You Will Need to Wait for My Epitaph

by Cynthia Hammer, MSW

 

Although I am 79-years-old, you can’t read my epitaph until 2033, as, according to actuarial tables, I have 11 more years to live.  I am glad to learn this as there is much I want to accomplish before leaving planet earth.

In 2012 I retired as the Executive Director of ADD Resources, a non-profit organization which I founded in 1997.  In retirement I was doing this and that. During the COVID shutdown, I wrote a memoir/self-help book about my life with inattentive ADHD. I had been away from the world of ADHD for nine years, so I needed to update my knowledge about the field for the book.

I read a guest blog at www.ADDitudemag.com  by a 23-year-old woman who had recently been diagnosed with inattentive ADHD.  She wrote, “I am told I should focus on my future, but I can’t do that.  I am so angry, so very angry, that no one recognized my inattentive ADHD much earlier.  It would have made a huge difference.” Her anger was my “wake up” call.  

I thought, “There are people who need me.
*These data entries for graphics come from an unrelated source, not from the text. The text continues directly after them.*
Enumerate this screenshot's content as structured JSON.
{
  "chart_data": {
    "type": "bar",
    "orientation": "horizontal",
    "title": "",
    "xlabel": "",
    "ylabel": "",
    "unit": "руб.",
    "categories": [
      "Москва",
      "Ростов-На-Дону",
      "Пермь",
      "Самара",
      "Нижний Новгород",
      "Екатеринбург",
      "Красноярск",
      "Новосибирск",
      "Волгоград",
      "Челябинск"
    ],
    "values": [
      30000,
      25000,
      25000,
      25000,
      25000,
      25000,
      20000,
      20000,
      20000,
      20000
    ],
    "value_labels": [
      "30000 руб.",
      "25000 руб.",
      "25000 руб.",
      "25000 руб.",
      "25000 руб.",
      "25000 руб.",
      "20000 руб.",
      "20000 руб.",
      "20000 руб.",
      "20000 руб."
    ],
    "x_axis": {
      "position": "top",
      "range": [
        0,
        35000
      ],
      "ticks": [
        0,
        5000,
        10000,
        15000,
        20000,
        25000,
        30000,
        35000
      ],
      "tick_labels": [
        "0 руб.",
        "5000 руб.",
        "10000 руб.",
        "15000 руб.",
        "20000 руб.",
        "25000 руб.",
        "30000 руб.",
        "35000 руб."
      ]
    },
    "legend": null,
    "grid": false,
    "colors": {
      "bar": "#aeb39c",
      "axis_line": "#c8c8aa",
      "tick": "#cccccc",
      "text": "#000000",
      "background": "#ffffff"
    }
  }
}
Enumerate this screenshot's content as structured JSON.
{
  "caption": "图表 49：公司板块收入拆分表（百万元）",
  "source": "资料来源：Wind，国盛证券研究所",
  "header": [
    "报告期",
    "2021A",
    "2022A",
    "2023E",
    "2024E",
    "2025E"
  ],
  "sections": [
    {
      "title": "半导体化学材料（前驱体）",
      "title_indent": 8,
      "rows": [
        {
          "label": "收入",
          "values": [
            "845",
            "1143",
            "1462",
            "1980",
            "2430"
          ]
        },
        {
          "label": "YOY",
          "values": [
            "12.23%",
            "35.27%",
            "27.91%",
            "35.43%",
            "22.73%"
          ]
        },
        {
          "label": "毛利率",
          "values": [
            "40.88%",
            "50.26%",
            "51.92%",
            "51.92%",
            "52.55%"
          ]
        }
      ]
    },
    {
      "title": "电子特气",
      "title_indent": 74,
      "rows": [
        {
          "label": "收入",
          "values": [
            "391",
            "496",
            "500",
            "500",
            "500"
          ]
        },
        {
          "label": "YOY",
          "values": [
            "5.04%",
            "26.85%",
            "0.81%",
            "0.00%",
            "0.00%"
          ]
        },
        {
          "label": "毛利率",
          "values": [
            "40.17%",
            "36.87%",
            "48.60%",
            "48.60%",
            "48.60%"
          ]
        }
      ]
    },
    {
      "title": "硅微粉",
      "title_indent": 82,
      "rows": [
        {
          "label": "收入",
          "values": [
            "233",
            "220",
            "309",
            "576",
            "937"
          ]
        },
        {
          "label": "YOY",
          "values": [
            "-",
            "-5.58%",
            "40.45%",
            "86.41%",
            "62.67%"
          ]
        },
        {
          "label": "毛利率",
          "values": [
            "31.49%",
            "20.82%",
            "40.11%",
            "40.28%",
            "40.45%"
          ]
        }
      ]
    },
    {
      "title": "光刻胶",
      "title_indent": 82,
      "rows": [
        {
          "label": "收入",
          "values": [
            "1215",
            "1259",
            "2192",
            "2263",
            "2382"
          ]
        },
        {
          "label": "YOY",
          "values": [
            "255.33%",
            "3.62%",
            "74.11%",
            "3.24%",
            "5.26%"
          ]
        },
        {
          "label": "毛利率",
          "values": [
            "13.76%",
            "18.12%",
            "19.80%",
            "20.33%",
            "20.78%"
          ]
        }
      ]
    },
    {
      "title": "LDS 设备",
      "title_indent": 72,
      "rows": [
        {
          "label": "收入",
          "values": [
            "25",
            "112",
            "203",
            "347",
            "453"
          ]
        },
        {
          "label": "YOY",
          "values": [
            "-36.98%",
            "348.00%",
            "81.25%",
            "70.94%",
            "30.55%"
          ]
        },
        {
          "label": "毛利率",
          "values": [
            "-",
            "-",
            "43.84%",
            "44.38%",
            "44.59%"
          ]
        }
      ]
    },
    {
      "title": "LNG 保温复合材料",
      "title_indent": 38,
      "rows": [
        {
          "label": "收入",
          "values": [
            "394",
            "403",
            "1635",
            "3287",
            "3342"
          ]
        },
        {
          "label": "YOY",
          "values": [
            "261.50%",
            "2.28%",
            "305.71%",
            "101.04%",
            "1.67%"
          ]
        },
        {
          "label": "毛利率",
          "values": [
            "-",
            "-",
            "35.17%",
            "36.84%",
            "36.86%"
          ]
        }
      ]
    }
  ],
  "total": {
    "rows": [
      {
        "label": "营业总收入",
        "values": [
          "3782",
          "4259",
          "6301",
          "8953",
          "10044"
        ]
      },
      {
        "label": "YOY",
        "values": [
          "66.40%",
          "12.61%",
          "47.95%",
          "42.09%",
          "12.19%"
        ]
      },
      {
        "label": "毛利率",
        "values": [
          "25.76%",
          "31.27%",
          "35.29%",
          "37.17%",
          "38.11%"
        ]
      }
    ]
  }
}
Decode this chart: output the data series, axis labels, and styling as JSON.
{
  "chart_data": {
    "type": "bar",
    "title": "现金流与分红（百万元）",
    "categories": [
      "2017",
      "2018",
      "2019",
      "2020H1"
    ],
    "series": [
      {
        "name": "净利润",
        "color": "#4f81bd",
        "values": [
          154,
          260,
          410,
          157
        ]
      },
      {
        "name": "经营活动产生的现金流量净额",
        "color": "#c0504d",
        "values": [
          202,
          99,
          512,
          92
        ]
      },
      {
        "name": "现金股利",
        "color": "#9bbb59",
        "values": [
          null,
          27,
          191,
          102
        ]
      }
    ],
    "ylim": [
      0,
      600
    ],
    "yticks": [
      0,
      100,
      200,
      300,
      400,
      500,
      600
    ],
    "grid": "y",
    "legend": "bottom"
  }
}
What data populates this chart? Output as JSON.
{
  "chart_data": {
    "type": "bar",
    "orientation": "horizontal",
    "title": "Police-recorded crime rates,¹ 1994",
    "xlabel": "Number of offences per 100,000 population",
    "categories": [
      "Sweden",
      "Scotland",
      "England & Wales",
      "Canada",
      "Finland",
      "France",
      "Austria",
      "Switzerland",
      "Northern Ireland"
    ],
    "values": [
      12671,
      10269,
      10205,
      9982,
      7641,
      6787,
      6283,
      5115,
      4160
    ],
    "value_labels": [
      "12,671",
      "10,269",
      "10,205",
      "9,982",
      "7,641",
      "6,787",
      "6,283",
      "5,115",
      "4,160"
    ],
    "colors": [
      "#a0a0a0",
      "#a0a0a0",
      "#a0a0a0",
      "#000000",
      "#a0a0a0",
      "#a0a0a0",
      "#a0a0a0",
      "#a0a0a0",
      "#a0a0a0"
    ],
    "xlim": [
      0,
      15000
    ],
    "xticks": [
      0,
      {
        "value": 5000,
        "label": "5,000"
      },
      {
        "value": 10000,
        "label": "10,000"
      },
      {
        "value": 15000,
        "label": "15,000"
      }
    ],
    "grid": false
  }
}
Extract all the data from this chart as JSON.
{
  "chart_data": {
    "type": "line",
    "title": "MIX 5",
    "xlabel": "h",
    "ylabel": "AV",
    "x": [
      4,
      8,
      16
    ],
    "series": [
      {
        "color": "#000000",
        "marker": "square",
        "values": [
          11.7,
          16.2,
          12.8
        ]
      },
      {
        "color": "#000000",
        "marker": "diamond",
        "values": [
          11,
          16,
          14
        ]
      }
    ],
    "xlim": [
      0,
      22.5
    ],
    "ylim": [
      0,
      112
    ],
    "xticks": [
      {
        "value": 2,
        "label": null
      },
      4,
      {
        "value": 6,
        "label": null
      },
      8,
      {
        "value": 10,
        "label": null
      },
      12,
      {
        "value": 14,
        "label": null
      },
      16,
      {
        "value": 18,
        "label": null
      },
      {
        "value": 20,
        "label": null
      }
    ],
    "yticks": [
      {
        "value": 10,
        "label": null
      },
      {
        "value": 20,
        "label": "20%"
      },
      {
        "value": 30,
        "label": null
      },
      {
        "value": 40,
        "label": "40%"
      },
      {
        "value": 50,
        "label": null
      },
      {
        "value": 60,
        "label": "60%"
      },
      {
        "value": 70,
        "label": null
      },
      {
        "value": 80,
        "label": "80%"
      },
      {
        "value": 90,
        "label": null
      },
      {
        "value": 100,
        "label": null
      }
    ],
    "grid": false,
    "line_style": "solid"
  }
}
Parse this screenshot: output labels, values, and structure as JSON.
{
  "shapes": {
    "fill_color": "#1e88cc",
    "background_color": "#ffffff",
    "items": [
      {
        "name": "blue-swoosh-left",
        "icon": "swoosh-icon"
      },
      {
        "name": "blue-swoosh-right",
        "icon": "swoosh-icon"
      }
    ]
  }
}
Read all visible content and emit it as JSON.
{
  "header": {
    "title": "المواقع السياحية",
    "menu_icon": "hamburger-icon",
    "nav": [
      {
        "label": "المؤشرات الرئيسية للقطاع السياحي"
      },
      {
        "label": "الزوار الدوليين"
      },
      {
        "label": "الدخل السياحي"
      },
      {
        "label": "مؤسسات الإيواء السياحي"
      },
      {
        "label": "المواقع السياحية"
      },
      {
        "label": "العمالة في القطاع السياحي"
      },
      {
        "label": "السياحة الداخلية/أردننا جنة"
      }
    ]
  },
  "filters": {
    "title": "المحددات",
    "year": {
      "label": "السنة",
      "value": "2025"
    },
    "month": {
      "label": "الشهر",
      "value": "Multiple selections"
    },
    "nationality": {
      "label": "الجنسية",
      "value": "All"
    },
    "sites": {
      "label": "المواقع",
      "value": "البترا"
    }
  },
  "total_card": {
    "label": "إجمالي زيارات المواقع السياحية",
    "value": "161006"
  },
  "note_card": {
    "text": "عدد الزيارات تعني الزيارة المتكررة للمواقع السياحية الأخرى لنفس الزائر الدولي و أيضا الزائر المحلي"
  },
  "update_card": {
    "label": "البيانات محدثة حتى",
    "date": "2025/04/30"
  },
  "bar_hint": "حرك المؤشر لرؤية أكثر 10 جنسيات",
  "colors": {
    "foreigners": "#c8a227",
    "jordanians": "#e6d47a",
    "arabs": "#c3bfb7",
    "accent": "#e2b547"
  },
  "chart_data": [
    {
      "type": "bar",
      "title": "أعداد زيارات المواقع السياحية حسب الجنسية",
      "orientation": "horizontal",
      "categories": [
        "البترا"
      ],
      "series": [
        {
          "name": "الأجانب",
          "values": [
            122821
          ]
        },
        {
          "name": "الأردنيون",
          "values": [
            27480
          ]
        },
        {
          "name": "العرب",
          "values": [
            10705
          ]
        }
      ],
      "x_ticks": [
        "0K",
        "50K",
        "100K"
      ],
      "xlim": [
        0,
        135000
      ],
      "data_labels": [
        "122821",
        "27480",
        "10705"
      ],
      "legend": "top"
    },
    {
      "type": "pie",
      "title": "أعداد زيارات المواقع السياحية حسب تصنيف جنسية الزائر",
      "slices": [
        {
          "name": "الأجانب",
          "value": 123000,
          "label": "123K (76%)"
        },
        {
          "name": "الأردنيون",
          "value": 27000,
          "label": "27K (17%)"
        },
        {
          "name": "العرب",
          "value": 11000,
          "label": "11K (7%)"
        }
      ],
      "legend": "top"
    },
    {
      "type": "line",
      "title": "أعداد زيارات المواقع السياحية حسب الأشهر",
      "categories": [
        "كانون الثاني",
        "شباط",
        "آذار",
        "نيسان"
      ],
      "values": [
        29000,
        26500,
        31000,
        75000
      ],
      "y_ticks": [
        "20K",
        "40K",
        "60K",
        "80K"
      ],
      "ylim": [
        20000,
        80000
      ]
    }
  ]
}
Don’t be intimidated by the challenge. If not you, who?” And I told myself, “The only time you fail is the last time you try.”  Feeling like Don Quixote, I envisioned mounting my trusty steed and setting forth to dispel myths and vanquish misinformation about inattentive ADHD.

In March, 2021 I founded the non-profit organization, the Inattentive ADHD Coalition with a mission that children with inattentive ADHD are diagnosed by age 8 and adults with inattentive ADHD are readily and correctly diagnosed when they seek help.

The initial Board of Directors consisted of me and two accommodating friends, neither with an interest in ADHD. Soon, they submitted their resignations, and I found others with a commitment to the mission to join the board. 

My first task was to create a website solely about inattentive ADHD. (www.iadhd.org)   Then I began to learn the ins and out of social media—LinkedIn, Facebook, and Twitter--making connections and friends, blogging and writing articles.  It is enough to keep me busy. I usually spend two hours a day writing.  That, and typing, are two areas of my life that have improved with age!

It is impossible to know my future, but if I envision my epitaph, it will say “She tried her best to make a difference.”

Cynthia Hammer, MSW

Cynthia Hammer, MSW, was diagnosed with inattentive ADHD in 1992 when she was 49 years old. The following year she created the non-profit organization, ADD Resources, with a mission to educate adults and helping professionals about ADHD in adults. She ran the organization for 15 years before retiring.

During the Covid isolation she wrote a book about her life with inattentive ADHD which should be published by the end of this year. In writing the book, she was dismayed to learn that children with inattentive ADHD continue to be under-diagnosed and adults with inattentive ADHD often are incorrectly diagnosed with depression or anxiety.

She created a new non-profit in 2021, the Inattentive ADHD Coalition (www.iadhd.org), to create more awareness about inattentive ADHD and the need for early diagnosis and treatment.